The specific lines Laurie offered as a place to start, to return to, were “Think in ways you’ve never thought before,” and “if you lie down no one will die.” I was surprised by what I wrote, and at the same time it made complete sense to me, I knew it was the truth — which is the magic of this practice.

This is it, isn’t it? At the heart of all the words and ripped paper and paint and roasted eggplant, there is this — if you lie down no one will die. Maybe sometimes what I’m really afraid of is that if I lie down, everyone will be okay, everyone will keep going, and when I die, no one will notice. I will lie down, I will die, and the world will keep on going. I’ll decompose there on the ground, with the sand and dead leaves, the bugs will devour what doesn’t rot away, I’ll turn to dust, and no one will see it, no one will remember.

So that’s it, isn’t it? The real worry, the true fear, the “creamy center” — I’m afraid of being lost, lying down and dying and having no witness, no one left weeping for me, nothing I ever did or said or made or felt remembered by a single person, the paper I wrote the words on shredded, torn and glue-sticked to someone else’s art, the painting I did with my bare hands handed off to someone else to cover in their own color. I will have lived, struggled and tried so hard and it won’t matter.

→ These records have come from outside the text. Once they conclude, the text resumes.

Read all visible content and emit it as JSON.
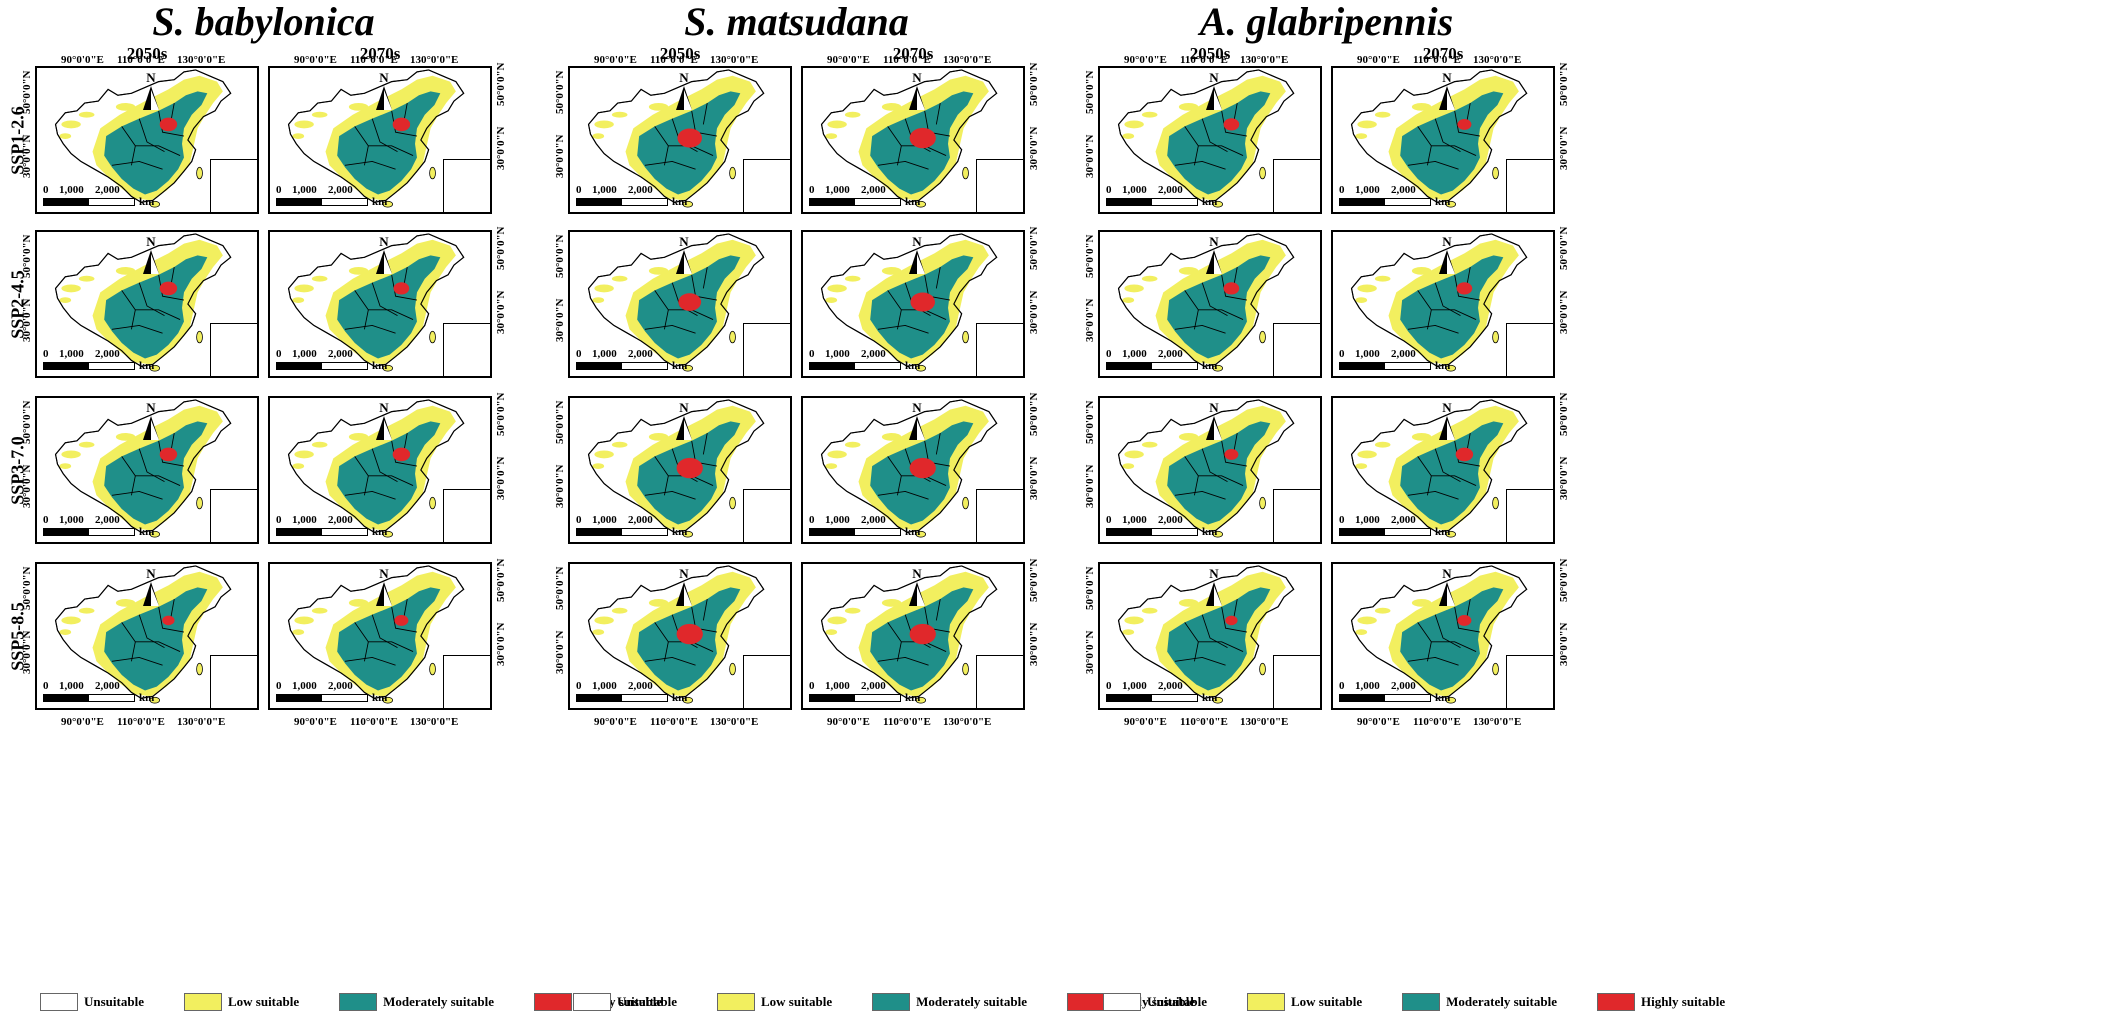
{
  "species": [
    {
      "name": "S. babylonica"
    },
    {
      "name": "S. matsudana"
    },
    {
      "name": "A. glabripennis"
    }
  ],
  "periods": [
    "2050s",
    "2070s"
  ],
  "scenarios": [
    "SSP1-2.6",
    "SSP2-4.5",
    "SSP3-7.0",
    "SSP5-8.5"
  ],
  "lon_labels": [
    "90°0'0\"E",
    "110°0'0\"E",
    "130°0'0\"E"
  ],
  "lat_labels": [
    "50°0'0\"N",
    "30°0'0\"N"
  ],
  "north_label": "N",
  "scale": {
    "ticks": [
      "0",
      "1,000",
      "2,000"
    ],
    "unit": "km"
  },
  "legend": [
    {
      "label": "Unsuitable",
      "color": "#ffffff"
    },
    {
      "label": "Low suitable",
      "color": "#f2ef5f"
    },
    {
      "label": "Moderately suitable",
      "color": "#1f8f89"
    },
    {
      "label": "Highly suitable",
      "color": "#e0282b"
    }
  ],
  "colors": {
    "low": "#f2ef5f",
    "moderate": "#1f8f89",
    "high": "#e0282b",
    "border": "#000000"
  },
  "high_level": {
    "S. babylonica": [
      [
        1,
        1
      ],
      [
        1,
        0.9
      ],
      [
        1,
        1
      ],
      [
        0.7,
        0.8
      ]
    ],
    "S. matsudana": [
      [
        1.4,
        1.5
      ],
      [
        1.3,
        1.4
      ],
      [
        1.5,
        1.5
      ],
      [
        1.5,
        1.5
      ]
    ],
    "A. glabripennis": [
      [
        0.9,
        0.8
      ],
      [
        0.9,
        0.9
      ],
      [
        0.8,
        1.0
      ],
      [
        0.7,
        0.8
      ]
    ]
  }
}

And yet, there is a part of me that doesn’t care, thinks maybe that is better, to not matter, to go without hurting anyone, to not leave anything behind that doesn’t get used up in someone else’s effort to make some kind of meaning out of something that can never make sense for any of us — 1000’s of us, years and years, painting in blood on cave walls, creating monuments that aren’t even understood by those who come after, speaking in languages no one will understand once we go quiet.

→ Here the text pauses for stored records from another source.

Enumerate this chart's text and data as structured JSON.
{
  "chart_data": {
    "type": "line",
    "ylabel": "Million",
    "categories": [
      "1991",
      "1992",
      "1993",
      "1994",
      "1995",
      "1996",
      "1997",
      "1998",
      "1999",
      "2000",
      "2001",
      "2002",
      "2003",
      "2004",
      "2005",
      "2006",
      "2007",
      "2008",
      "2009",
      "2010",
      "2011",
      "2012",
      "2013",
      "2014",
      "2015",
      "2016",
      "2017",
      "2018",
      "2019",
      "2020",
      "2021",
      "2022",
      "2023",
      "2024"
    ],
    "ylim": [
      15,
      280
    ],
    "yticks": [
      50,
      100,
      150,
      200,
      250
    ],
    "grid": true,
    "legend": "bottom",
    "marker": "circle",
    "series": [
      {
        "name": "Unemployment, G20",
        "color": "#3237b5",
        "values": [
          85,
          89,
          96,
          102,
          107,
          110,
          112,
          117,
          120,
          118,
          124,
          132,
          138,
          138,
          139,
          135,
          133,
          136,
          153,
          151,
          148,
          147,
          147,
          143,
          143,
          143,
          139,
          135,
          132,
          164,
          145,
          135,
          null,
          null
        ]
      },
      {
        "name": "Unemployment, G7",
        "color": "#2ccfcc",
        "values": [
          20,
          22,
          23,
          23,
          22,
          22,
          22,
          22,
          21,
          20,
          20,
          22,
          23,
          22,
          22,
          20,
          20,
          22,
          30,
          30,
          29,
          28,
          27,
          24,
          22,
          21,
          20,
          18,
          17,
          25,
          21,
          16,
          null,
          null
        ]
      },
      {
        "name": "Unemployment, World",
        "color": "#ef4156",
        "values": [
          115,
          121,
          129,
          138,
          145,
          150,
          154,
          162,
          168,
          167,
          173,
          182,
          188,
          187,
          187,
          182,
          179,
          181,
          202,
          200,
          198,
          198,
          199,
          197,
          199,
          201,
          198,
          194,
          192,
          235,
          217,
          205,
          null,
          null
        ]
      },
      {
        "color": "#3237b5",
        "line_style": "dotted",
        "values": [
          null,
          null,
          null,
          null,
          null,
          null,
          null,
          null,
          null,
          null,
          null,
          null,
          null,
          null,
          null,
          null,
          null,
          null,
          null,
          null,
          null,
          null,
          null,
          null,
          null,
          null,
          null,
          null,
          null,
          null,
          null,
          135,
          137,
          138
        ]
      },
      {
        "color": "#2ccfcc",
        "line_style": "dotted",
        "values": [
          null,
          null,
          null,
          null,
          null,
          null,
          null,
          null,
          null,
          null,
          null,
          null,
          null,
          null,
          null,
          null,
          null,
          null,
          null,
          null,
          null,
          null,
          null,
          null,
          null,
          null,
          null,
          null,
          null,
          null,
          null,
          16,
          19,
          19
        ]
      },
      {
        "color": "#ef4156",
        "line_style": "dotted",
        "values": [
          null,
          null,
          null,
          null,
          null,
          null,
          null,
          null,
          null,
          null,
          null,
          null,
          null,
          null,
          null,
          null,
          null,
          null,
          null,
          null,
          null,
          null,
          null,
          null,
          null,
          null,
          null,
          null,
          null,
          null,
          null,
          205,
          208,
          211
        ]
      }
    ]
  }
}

So it’s okay to let it all go then, the pursuit, the passion, because if you lie down, no one will die, and everyone will die.

Think in ways you’ve never thought before — if it doesn’t matter, you can lean in to the letting go, you can reach for the paint that makes you happy, no judgement, stone stupid, and it doesn’t matter. If a wave knocks you down, you ride it, get up and walk into the next. You notice what you are doing when you are happy and you lean in, and in two minutes, hand your painting to the person next to you, let go and go deeper.